A luxurious life financed with Cybercrime
Yakubets lives a luxurious life in Putin’s Russia. He is also likely to maintain the best relations with the political establishment. Cybercrime against the West is considered heroic behavior in Russia. In this respect, the indictment in the United States is likely to be a kind of accolade for Yakubets.
Yakubets, who drives a customized Lamborghini supercar with a personalized number plate that translates to ‘Thief’. He allegedly spent a few hundred thousand dollars on his wedding. Additionally, he is now subject to a $5 million US State Department reward – the largest ever reward offered for a cybercriminal.
The Evil Corp
Since at least 2011, the FBI estimates that Evil Corp‘s malware —also known as Bugat, Dridex and Cridex—resulted in losses of $100 million or more across hundreds of banks. Apparently, Evil Corp ran a sort of franchise business. Online magazine Wired reported that Yakubets gave a UK resident access to its malware in exchange for $100,000 upfront, plus 50 percent of all revenues, with a minimum take of $50,000 a week. Evil Corp, of course, provided the technical support as needed.
The UK National Crime Agency (NCA) described Evil Corp as “the world’s most harmful cybercrime group” due to the sophistication of the hacks and the global scale of their operation. According to US treasury officials, Evil Corp is “one of the biggest hacking groups ever”. The authority announced a $5m bounty for information leading to the capture of Yakubets.
The significance of this group of cybercriminals is hard to overstate; they have been responsible for campaigns targeting our financial structures with multiple strains of malware over the last decade,” said Lynne Owens, director general of the NCA.
Maksim Yakubets allegedly has engaged in a decade-long cybercrime spree that deployed two of the most damaging pieces of financial malware ever used and resulted in tens of millions of dollars of losses to victims worldwide.Assistant Attorney General Benczkowski (Source: U.S. DOJ press release)
According to the NCA, it is unlikely to ever know the full cost, but the impact on the UK alone is assessed to run into the hundreds of millions. It the NCA’s assessment that Maksim Yakubets and Evil Corp – the cybercrime group he controls – represent the most significant cybercrime threat to the UK.
If Yakubets, who used the online moniker ‘Aqua’, ever leaves the safety of Russia he will be arrested and extradited to the US. The work carried out by the NCA and its partners means he has now been exposed to the world and will be subject to significant international scrutiny. It also restricts his ability to operate with other criminals who will find him toxic to deal with.National Crime Agency (Source: NCA website)

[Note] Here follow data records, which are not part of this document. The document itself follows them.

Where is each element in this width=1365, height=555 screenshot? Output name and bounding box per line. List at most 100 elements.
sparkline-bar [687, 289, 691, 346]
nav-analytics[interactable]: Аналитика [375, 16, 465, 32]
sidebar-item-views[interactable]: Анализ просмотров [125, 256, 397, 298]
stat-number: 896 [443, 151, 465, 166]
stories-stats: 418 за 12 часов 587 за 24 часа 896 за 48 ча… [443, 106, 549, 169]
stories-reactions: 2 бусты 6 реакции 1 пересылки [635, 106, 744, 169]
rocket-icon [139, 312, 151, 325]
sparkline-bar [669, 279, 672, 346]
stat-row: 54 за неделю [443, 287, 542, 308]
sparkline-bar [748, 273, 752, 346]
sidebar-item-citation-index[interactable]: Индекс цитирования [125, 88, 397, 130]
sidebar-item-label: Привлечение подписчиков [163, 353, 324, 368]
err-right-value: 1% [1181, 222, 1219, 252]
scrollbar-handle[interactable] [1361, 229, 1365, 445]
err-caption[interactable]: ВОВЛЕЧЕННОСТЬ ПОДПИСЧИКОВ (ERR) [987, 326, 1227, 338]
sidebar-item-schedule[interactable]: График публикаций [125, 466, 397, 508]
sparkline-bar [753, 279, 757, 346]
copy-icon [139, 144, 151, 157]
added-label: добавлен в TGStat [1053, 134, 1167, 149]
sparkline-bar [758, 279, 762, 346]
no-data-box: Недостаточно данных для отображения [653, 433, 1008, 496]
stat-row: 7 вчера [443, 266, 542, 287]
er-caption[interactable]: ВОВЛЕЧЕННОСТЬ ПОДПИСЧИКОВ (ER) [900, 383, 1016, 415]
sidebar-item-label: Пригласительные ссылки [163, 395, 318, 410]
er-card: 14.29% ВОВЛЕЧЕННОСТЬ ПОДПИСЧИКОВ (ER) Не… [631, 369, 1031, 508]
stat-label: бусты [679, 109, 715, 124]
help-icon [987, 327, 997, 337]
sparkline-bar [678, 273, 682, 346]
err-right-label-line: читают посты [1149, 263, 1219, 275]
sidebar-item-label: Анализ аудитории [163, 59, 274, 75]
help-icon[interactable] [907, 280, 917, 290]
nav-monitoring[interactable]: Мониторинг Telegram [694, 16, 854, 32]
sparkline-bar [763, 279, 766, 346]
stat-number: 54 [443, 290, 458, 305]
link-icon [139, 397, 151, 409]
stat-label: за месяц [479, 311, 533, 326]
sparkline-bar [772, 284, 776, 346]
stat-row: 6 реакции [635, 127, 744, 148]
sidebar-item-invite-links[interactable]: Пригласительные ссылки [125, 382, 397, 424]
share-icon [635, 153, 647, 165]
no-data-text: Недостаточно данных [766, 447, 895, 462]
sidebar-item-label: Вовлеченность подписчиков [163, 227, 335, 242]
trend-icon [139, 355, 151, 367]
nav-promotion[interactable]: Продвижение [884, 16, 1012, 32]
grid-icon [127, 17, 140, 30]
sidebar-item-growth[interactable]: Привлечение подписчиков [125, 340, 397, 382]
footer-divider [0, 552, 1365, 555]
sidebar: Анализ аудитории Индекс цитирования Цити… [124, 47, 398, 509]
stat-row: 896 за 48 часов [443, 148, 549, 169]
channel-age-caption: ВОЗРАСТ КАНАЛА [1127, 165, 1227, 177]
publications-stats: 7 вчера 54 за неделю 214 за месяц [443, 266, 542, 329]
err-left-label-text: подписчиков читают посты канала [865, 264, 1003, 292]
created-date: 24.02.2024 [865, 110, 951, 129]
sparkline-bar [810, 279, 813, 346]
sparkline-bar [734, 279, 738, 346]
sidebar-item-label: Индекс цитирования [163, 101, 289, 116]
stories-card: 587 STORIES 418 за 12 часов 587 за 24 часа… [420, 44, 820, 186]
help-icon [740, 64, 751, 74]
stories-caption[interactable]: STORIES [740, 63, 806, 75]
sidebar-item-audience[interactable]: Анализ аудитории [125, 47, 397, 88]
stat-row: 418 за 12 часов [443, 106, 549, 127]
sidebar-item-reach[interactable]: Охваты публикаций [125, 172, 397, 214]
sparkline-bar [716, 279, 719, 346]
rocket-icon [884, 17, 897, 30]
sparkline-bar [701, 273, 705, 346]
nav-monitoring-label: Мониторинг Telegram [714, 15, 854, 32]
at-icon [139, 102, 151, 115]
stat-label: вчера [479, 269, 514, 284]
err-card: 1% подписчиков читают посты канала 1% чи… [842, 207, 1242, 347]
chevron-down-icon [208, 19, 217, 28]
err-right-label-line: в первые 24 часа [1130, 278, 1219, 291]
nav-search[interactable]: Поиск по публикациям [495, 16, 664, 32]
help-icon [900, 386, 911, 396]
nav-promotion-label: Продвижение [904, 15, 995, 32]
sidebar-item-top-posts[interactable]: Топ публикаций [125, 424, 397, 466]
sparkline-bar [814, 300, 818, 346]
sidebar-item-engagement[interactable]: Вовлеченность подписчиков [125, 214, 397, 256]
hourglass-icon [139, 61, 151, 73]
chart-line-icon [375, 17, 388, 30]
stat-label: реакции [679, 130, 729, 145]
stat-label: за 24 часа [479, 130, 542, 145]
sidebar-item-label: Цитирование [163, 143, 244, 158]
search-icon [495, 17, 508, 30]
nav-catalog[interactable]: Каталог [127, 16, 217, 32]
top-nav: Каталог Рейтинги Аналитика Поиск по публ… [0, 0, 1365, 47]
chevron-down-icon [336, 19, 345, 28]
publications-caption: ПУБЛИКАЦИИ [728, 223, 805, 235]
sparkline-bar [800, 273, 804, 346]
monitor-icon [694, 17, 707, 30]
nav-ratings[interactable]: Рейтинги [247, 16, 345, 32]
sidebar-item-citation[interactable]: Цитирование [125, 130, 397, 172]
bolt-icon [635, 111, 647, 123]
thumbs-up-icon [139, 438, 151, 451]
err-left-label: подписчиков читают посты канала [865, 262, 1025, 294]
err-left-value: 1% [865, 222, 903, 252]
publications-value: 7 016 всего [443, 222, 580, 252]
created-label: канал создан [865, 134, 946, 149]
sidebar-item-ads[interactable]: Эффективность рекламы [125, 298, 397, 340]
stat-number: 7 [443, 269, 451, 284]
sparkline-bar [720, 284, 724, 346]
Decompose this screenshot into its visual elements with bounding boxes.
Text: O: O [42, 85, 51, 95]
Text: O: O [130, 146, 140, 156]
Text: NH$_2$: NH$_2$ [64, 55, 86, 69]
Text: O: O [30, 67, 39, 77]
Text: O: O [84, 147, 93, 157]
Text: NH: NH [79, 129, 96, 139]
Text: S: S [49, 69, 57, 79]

For now, Yakubets remains at large, and presumably still active. The DOJ recorded the Evil Corp attacks as recent as March 19, 2019.
The New Cold War
This is not a victimless crime, those losses were once people’s life savings, now emptied from their bank accounts … This is not the end of our investigation, and we will continue to work closely with international partners to present a united front against criminality that threatens our prosperity and security.Rob Jones, NCA Director of Cyber Crime Unit Rob Jones (Source: U.S. DOJ press release)
According to the FBI, Yakubets has also provided direct assistance to the Russian government. As of 2017, Yakubets was working for the Russian secret FSB, one of Russia’s leading intelligence organizations.
It is a fact that the Cold War between the United States and its allies versus the Russian and their allies has shifted to cyberspace. The difference between an evil and a good cyber warrior lies in the nationality and perspective of the respective opponent. It seems, however, that in this cold war the Russians have a more aggressive strategy, the more brutal warriors and the more attractive targets.